Quantitative Results:
- With hidden node numbers at $\tilde \Omega(\text{poly}(n,\phi^{-1},L))$ , zero training error can be achieved.
- The number of iterations required is also polynomially bounded relative to data characteristics.

Implications

Practical Implications

The results provide a rigorous foundation for the practical success of deep ReLU networks. Understanding that GD and SGD can achieve global minima has significant implications for neural architecture design and initialization strategies.

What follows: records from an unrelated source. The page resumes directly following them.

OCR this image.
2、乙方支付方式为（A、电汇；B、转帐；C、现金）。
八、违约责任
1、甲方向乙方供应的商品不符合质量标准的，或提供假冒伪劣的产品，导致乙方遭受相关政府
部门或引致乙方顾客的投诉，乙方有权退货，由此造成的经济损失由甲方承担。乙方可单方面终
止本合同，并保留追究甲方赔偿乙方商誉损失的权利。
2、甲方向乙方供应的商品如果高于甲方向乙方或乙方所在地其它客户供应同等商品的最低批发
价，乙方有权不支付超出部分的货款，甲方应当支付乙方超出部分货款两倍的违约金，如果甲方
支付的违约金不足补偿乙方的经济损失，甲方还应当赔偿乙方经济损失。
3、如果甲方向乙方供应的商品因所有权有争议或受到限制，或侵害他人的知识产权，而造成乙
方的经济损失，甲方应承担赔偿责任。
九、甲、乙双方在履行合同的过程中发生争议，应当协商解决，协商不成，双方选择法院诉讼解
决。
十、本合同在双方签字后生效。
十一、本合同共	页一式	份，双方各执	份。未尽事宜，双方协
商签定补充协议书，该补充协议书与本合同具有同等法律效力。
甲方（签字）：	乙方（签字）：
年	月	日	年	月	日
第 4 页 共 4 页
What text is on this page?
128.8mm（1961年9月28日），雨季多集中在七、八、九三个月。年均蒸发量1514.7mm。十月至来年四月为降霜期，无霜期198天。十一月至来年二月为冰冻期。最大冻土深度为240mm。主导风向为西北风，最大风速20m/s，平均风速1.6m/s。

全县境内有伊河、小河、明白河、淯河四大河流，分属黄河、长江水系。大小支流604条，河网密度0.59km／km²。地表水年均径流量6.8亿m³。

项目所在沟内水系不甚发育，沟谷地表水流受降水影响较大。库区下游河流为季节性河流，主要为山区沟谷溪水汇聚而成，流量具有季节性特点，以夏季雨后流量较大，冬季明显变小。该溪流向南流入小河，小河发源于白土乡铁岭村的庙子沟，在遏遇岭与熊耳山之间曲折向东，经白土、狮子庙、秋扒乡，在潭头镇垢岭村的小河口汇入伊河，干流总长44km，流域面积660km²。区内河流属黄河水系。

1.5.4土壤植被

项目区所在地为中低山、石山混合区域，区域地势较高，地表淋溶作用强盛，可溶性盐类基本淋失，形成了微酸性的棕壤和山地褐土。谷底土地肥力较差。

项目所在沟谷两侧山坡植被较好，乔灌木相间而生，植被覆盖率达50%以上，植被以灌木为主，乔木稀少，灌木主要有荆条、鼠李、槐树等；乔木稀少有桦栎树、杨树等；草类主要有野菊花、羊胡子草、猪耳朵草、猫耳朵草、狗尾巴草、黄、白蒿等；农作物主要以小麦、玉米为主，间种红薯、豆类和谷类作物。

Network Design: The insights encourage designing networks with redundancy (over-parameterization) to exploit the dynamics of SGD efficiently.
Initialization Techniques: Reinforces the importance of random (Gaussian) initialization in practical applications, aligning with theoretical guarantees.

Theoretical Implications

From a theoretical perspective, the paper paves the way for more nuanced explorations of optimization dynamics in deep networks. It challenges future work to refine the dependence on network depth $L$ and address the trade-offs between network size and convergence speed.

Future Directions

Given the recursive and expansive nature of AI research, several future paths can be envisioned:

Refinement of Depth Dependence: Further work could aim to reduce the current polynomial dependence on depth to improve practical tractability.
Extension to Other Architectures: Investigating whether similar theoretical guarantees hold for architectures beyond fully-connected ReLU networks, such as convolutional or recurrent networks, is a promising area.
Dynamic Adaptation: Research could explore adaptive versions of SGD that dynamically adjust learning rates based on the curvature properties.

In summary, this paper makes a substantial contribution to both the understanding of deep learning optimization and practical efficacy by bridging theory and empirical successes. It provides a robust framework for analyzing and improving the convergence of deep neural networks using traditional gradient-based methods.